Famílias chegam na Polônia depois de cruzar a fronteira da Ucrânia, fugindo do conflito crescente
As próprias operações humanitárias das Nações Unidas estão sob forte pressão. O Programa Alimentar Mundial (PAM) alertou que está perante uma escolha impossível: deixar de apoiar aqueles que passam fome para poder alimentar os que morrem à fome. O PAM precisa urgentemente de 8 mil milhões de dólares para apoiar as suas operações no Iémen, no Chade e no Níger.
Alguns países já estão a passar de uma situação de vulnerabilidade para uma situação de crise e de grave agitação social. Como bem sabemos, as raízes de muitos conflitos têm origem na pobreza, nas desigualdades, no subdesenvolvimento e na desesperança.
No entanto, enquanto grande parte do mundo se solidarizou com o povo da Ucrânia, não há sinal de um apoio semelhante aos outros 1,7 mil milhões de vítimas desta guerra. Temos um claro dever moral de apoiá-los, independentemente do sítio onde se encontram.
O Grupo de Resposta à Crise Mundial de Alimentos, Energia e Finanças, que anunciei no mês passado, visa desenvolver soluções coordenadas para estas crises interligadas, com governos, instituições financeiras internacionais e outros parceiros importantes. Agradeço aos líderes mundiais, de todos os setores, que têm apoiado esta iniciativa.
O G20 e as instituições financeiras internacionais devem entrar em modo de emergência. É necessário que encontrem formas de aumentar a liquidez e a margem de manobra fiscal para que os governos dos países em desenvolvimento possam investir nos mais pobres e mais vulneráveis, e nos Objetivos de Desenvolvimento Sustentável.
Em relação aos alimentos, pedimos a todos os países que mantenham os mercados abertos, resistam a açambarcamentos e a restrições de exportação injustificadas e desnecessárias, e disponibilizem reservas para os países com maior risco de entrar numa situação de fome.

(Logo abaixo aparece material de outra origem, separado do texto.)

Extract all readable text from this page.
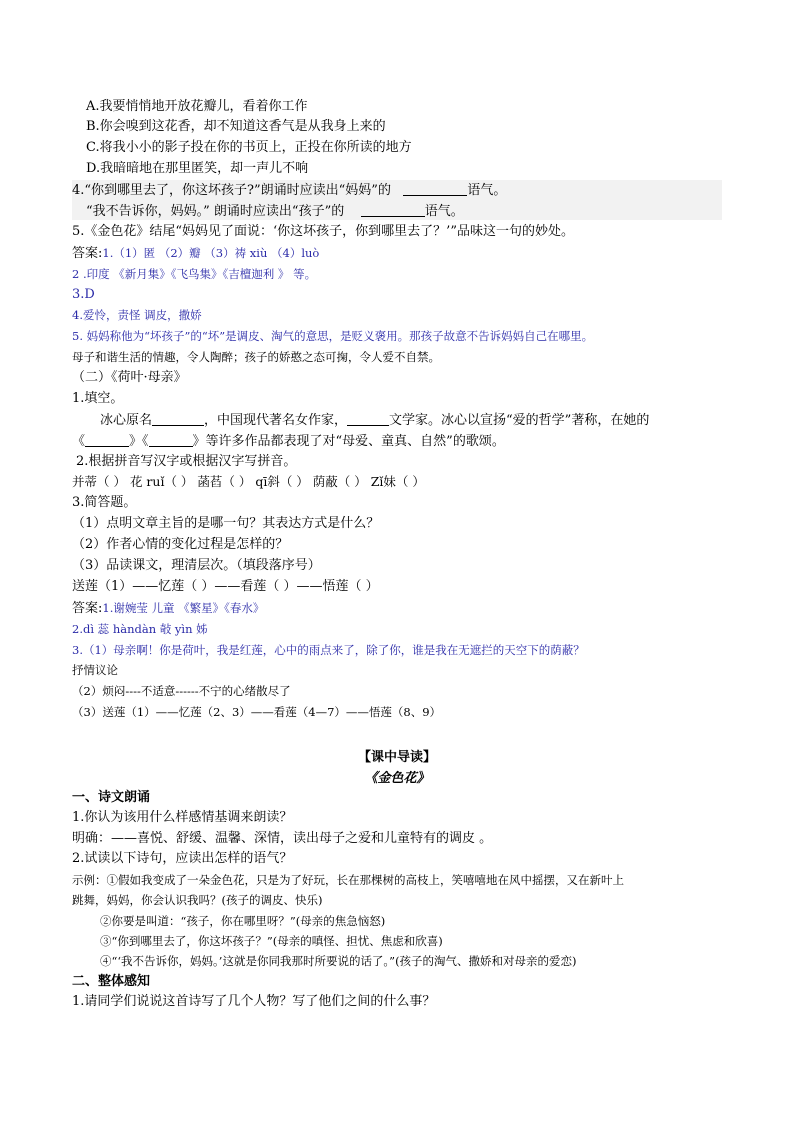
A.我要悄悄地开放花瓣儿，看着你工作
B.你会嗅到这花香，却不知道这香气是从我身上来的
C.将我小小的影子投在你的书页上，正投在你所读的地方
D.我暗暗地在那里匿笑，却一声儿不响
4.“你到哪里去了，你这坏孩子?”朗诵时应读出“妈妈”的	语气。
“我不告诉你，妈妈。” 朗诵时应读出“孩子”的	语气。
5.《金色花》结尾“妈妈见了面说：‘你这坏孩子，你到哪里去了？’”品味这一句的妙处。
答案:1.（1）匿 （2）瓣 （3）祷 xiù （4）luò
2 .印度 《新月集》《飞鸟集》《吉檀迦利 》 等。
3.D
4.爱怜，责怪 调皮，撒娇
5. 妈妈称他为“坏孩子”的“坏”是调皮、淘气的意思，是贬义褒用。那孩子故意不告诉妈妈自己在哪里。
母子和谐生活的情趣，令人陶醉；孩子的娇憨之态可掬，令人爱不自禁。
（二）《荷叶·母亲》
1.填空。
冰心原名	，中国现代著名女作家，	文学家。冰心以宣扬“爱的哲学”著称，在她的
《	》《	》等许多作品都表现了对“母爱、童真、自然”的歌颂。
2.根据拼音写汉字或根据汉字写拼音。
并蒂（ ） 花 ruǐ（ ） 菡萏（ ） qī斜（ ） 荫蔽（ ） Zǐ妹（ ）
3.简答题。
（1）点明文章主旨的是哪一句？其表达方式是什么？
（2）作者心情的变化过程是怎样的？
（3）品读课文，理清层次。（填段落序号）
送莲（1）——忆莲（ ）——看莲（ ）——悟莲（ ）
答案:1.谢婉莹 儿童 《繁星》《春水》
2.dì 蕊 hàndàn 敧 yìn 姊
3.（1）母亲啊！你是荷叶，我是红莲，心中的雨点来了，除了你，谁是我在无遮拦的天空下的荫蔽？
抒情议论
（2）烦闷----不适意------不宁的心绪散尽了
（3）送莲（1）——忆莲（2、3）——看莲（4—7）——悟莲（8、9）
【课中导读】
《金色花》
一、诗文朗诵
1.你认为该用什么样感情基调来朗读？
明确：——喜悦、舒缓、温馨、深情，读出母子之爱和儿童特有的调皮 。
2.试读以下诗句，应读出怎样的语气？
示例：①假如我变成了一朵金色花，只是为了好玩，长在那棵树的高枝上，笑嘻嘻地在风中摇摆，又在新叶上
跳舞，妈妈，你会认识我吗？(孩子的调皮、快乐)
②你要是叫道：“孩子，你在哪里呀？”(母亲的焦急恼怒)
③“你到哪里去了，你这坏孩子？”(母亲的嗔怪、担忧、焦虑和欣喜)
④“‘我不告诉你，妈妈。’这就是你同我那时所要说的话了。”(孩子的淘气、撒娇和对母亲的爱恋)
二、整体感知
1.请同学们说说这首诗写了几个人物？写了他们之间的什么事？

Não é o momento para protecionismos. Há alimentos suficientes para todos os países superarem esta crise se atuarmos em conjunto. Os apelos humanitários devem ser totalmente financiados, incluindo o do Programa Alimentar Mundial. Não podemos simplesmente permitir que as pessoas morram à fome no século XXI.

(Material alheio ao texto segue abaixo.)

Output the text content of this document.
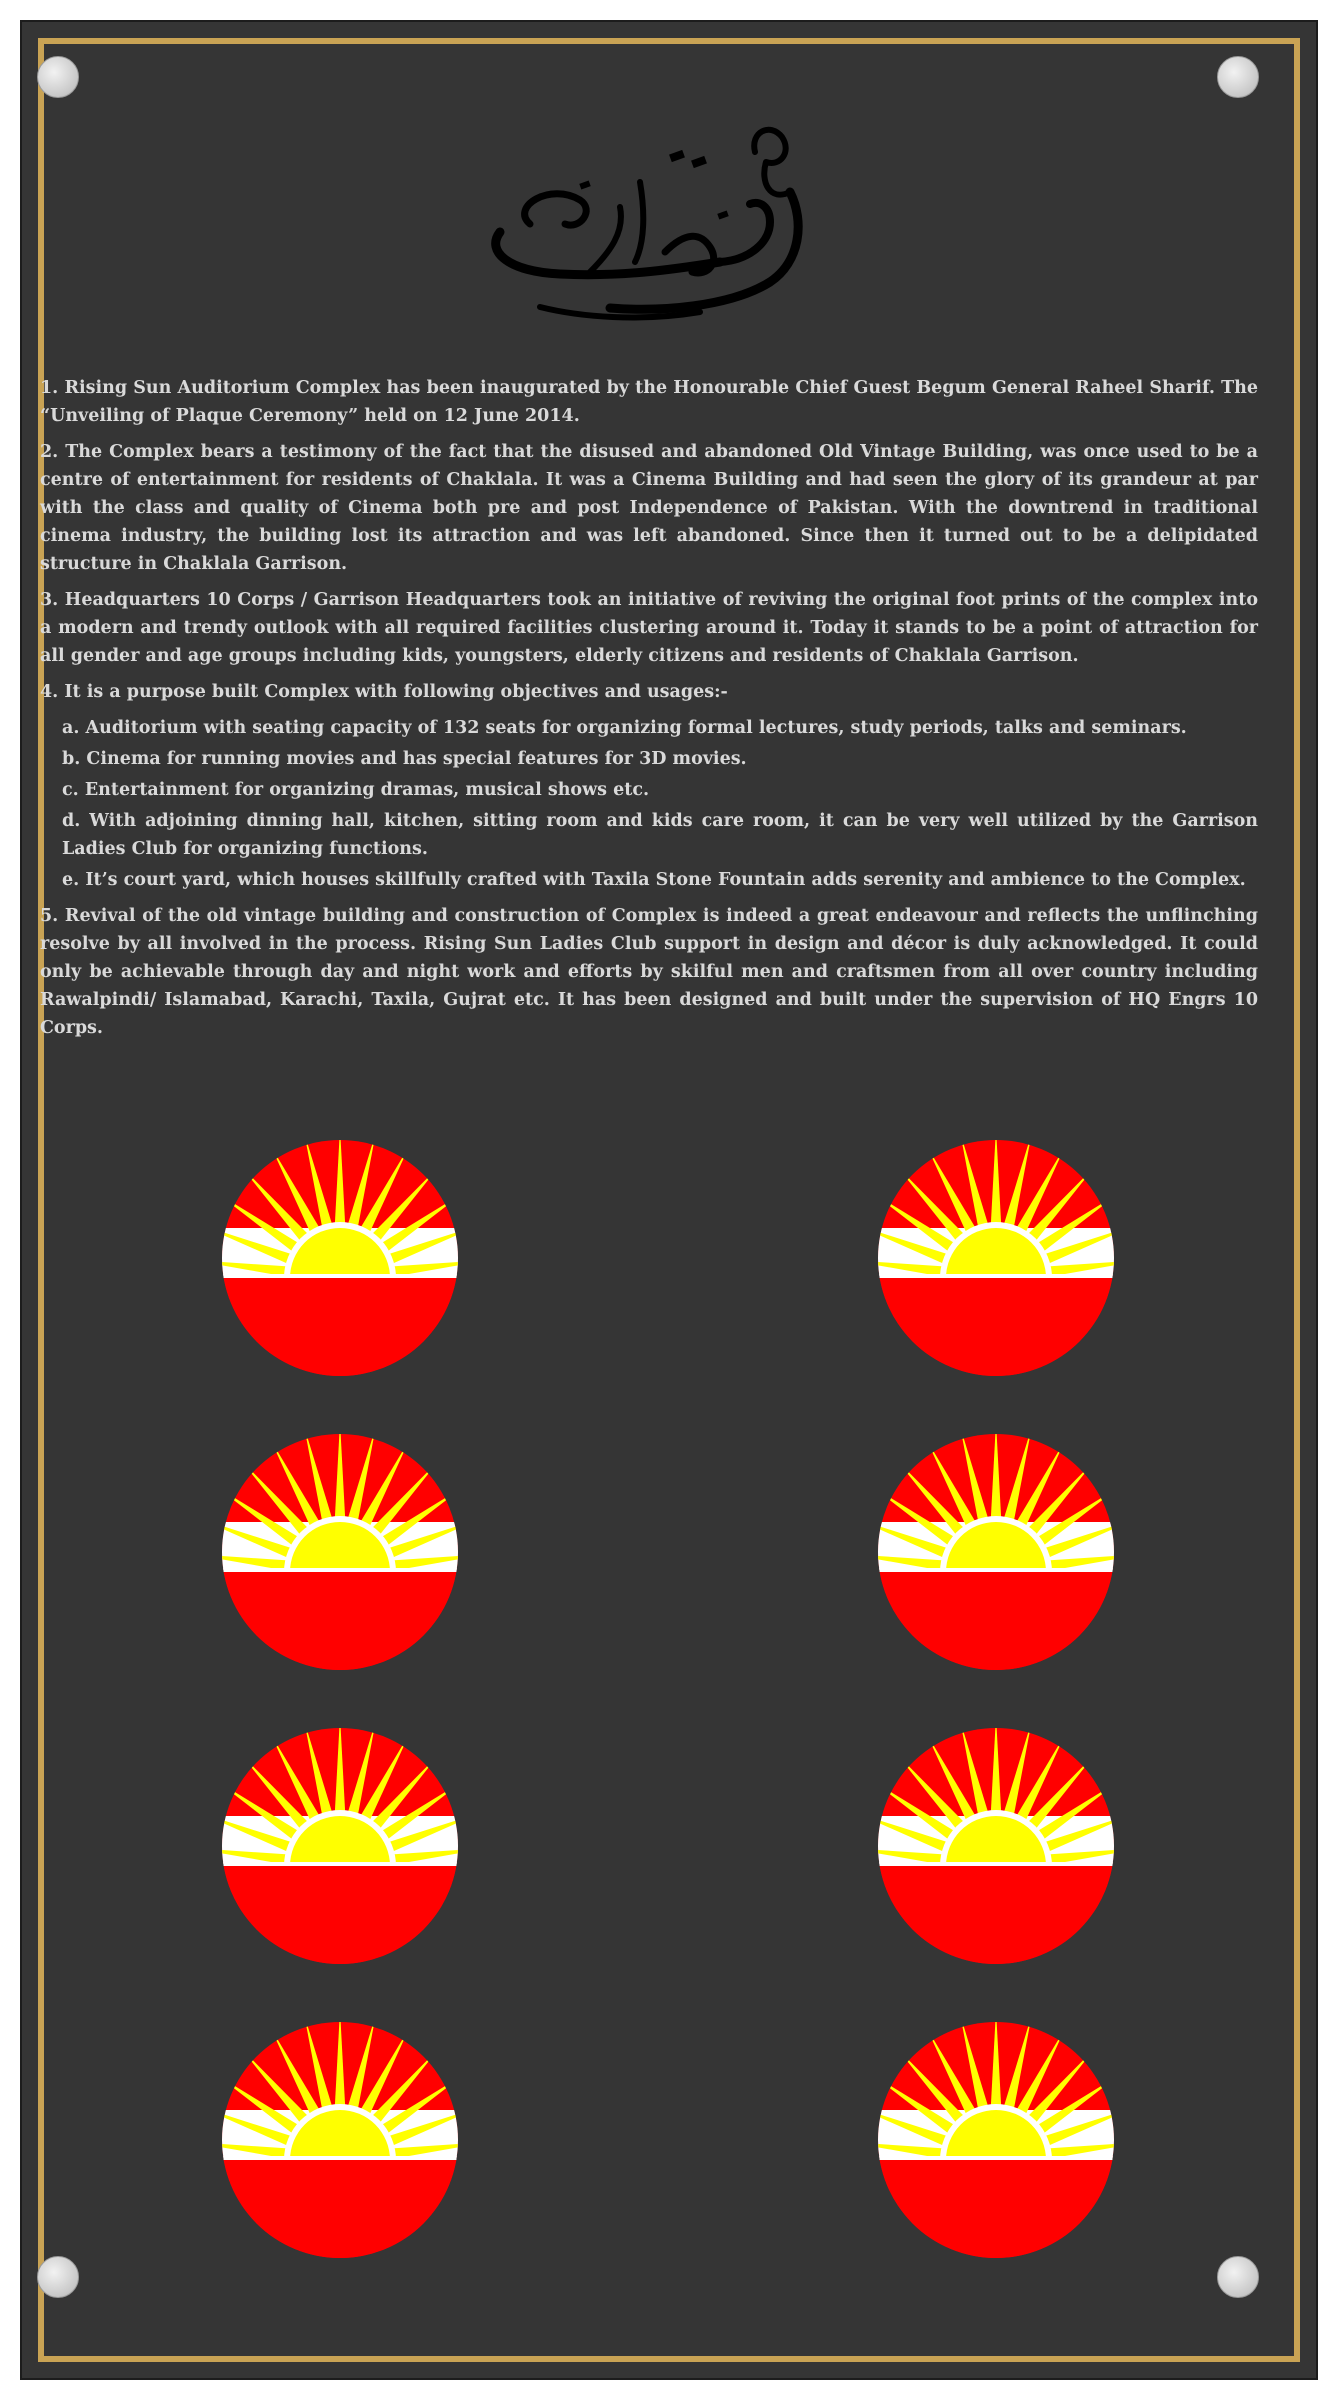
1. Rising Sun Auditorium Complex has been inaugurated by the Honourable Chief Guest Begum General Raheel Sharif. The “Unveiling of Plaque Ceremony” held on 12 June 2014.

2. The Complex bears a testimony of the fact that the disused and abandoned Old Vintage Building, was once used to be a centre of entertainment for residents of Chaklala. It was a Cinema Building and had seen the glory of its grandeur at par with the class and quality of Cinema both pre and post Independence of Pakistan. With the downtrend in traditional cinema industry, the building lost its attraction and was left abandoned. Since then it turned out to be a delipidated structure in Chaklala Garrison.

3. Headquarters 10 Corps / Garrison Headquarters took an initiative of reviving the original foot prints of the complex into a modern and trendy outlook with all required facilities clustering around it. Today it stands to be a point of attraction for all gender and age groups including kids, youngsters, elderly citizens and residents of Chaklala Garrison.

4. It is a purpose built Complex with following objectives and usages:-

a. Auditorium with seating capacity of 132 seats for organizing formal lectures, study periods, talks and seminars.

b. Cinema for running movies and has special features for 3D movies.

c. Entertainment for organizing dramas, musical shows etc.

d. With adjoining dinning hall, kitchen, sitting room and kids care room, it can be very well utilized by the Garrison Ladies Club for organizing functions.

e. It’s court yard, which houses skillfully crafted with Taxila Stone Fountain adds serenity and ambience to the Complex.

5. Revival of the old vintage building and construction of Complex is indeed a great endeavour and reflects the unflinching resolve by all involved in the process. Rising Sun Ladies Club support in design and décor is duly acknowledged. It could only be achievable through day and night work and efforts by skilful men and craftsmen from all over country including Rawalpindi/ Islamabad, Karachi, Taxila, Gujrat etc. It has been designed and built under the supervision of HQ Engrs 10 Corps.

Em relação à energia, o uso de reservas estratégicas e de reservas adicionais poderão ajudar a aliviar esta crise energética no curto prazo, mas a única solução de médio e de longo prazo é acelerar a adoção de energias renováveis, que não é afetada pelas flutuações do mercado. Tal permitirá a eliminação progressiva do carvão e de todos os outros combustíveis fósseis.

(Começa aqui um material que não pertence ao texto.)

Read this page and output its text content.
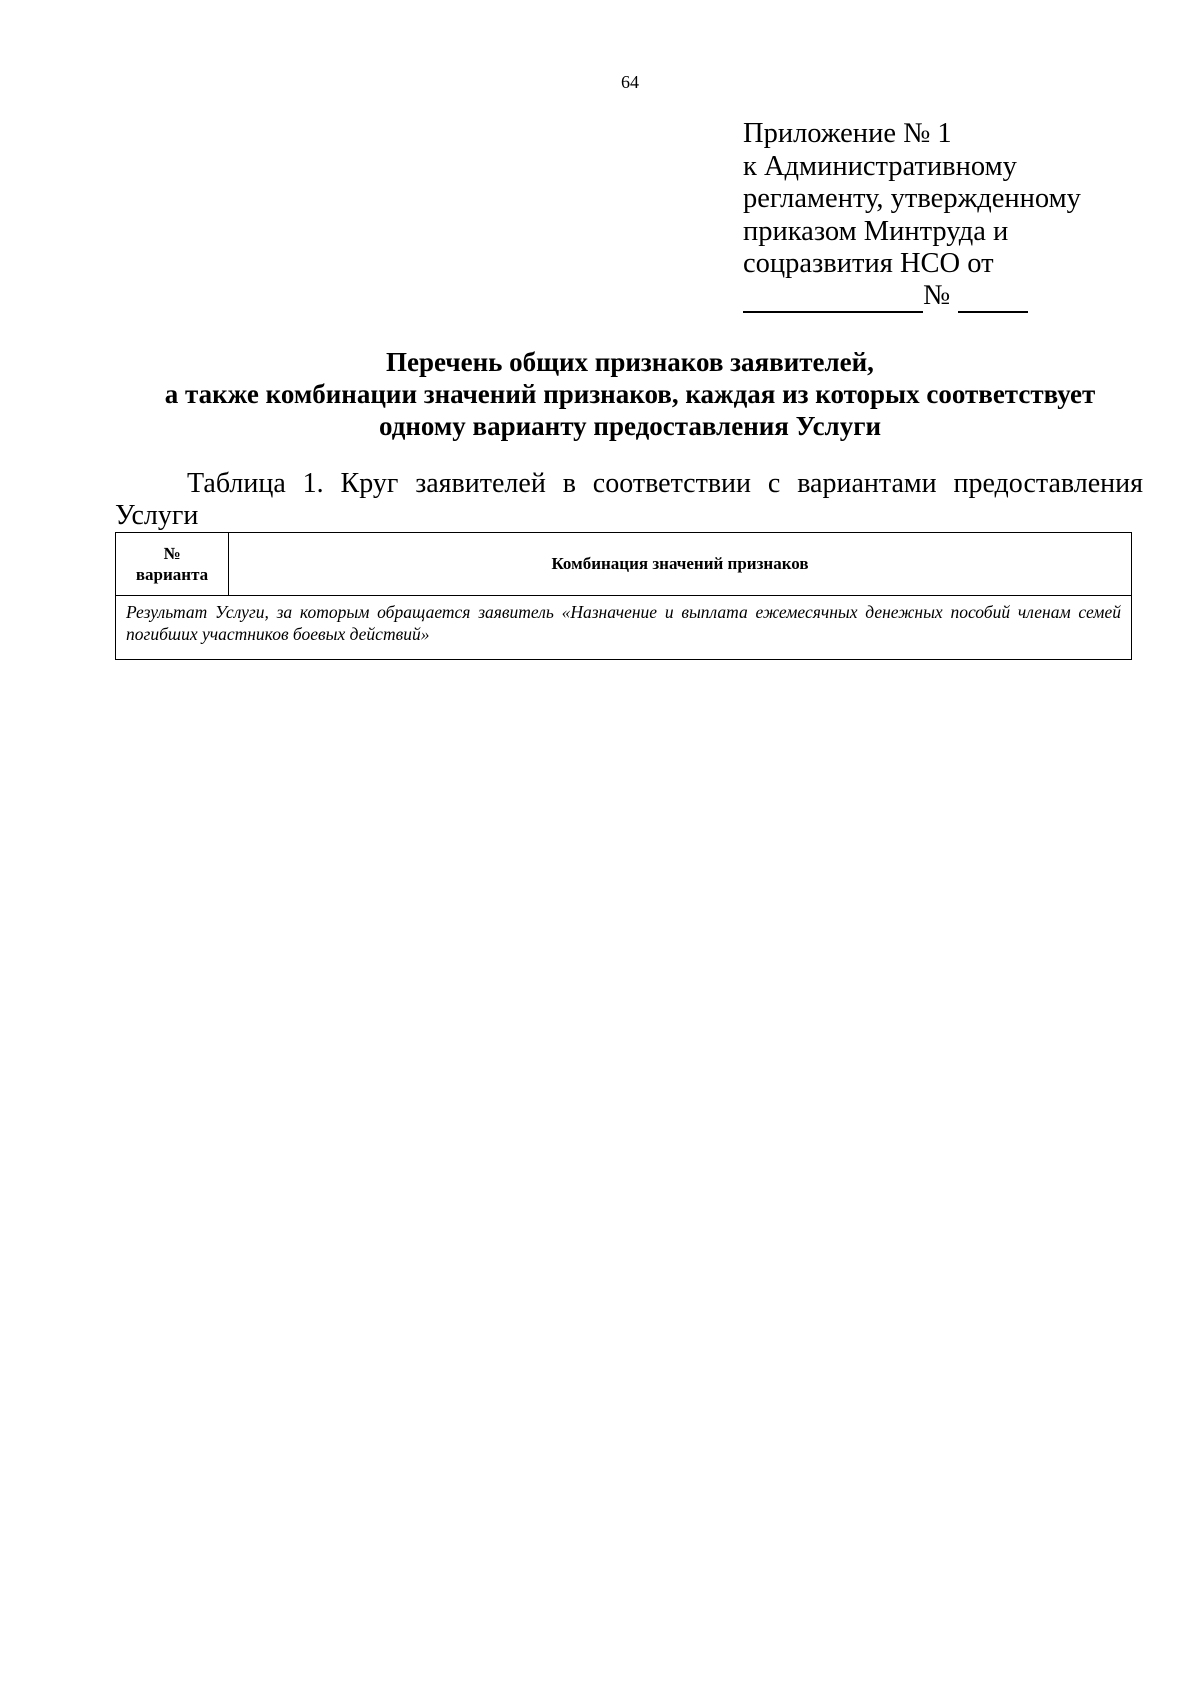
64
Приложение № 1
к Административному
регламенту, утвержденному
приказом Минтруда и
соцразвития НСО от
№
Перечень общих признаков заявителей,
а также комбинации значений признаков, каждая из которых соответствует
одному варианту предоставления Услуги
Таблица 1. Круг заявителей в соответствии с вариантами предоставления Услуги
№
варианта
Комбинация значений признаков
Результат Услуги, за которым обращается заявитель «Назначение и выплата ежемесячных денежных пособий членам семей погибших участников боевых действий»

Já em relação às finanças, o G20 e as instituições financeiras internacionais devem entrar em modo de emergência. É necessário que encontrem formas de aumentar a liquidez e a margem de manobra fiscal para que os governos dos países em desenvolvimento possam investir nos mais pobres e mais vulneráveis, e nos Objetivos de Desenvolvimento Sustentável.
Este deve ser um primeiro passo para reformas profundas no nosso injusto sistema financeiro mundial, que torna os ricos mais ricos e os pobres mais pobres. A proteção social, incluindo transferências monetárias, será essencial para apoiar famílias desesperadas durante esta crise.
Acontece, no entanto, que muitos países em desenvolvimento, com grandes dívidas externas, não têm liquidez para garantir essa rede de proteção social. Não podemos ficar de braços cruzados enquanto esses países se vêm obrigados a escolher entre investir nos seus cidadãos ou pagar as suas dívidas.
A única solução duradoura para a guerra na Ucrânia e a sua ameaça aos mais pobres e vulneráveis de todo o mundo é a paz.
Enquanto as Nações Unidas trabalham para apoiar as vítimas inocentes desta guerra – dentro e fora da Ucrânia – pedimos à comunidade internacional que fale a uma só voz e apoie o nosso apelo à paz.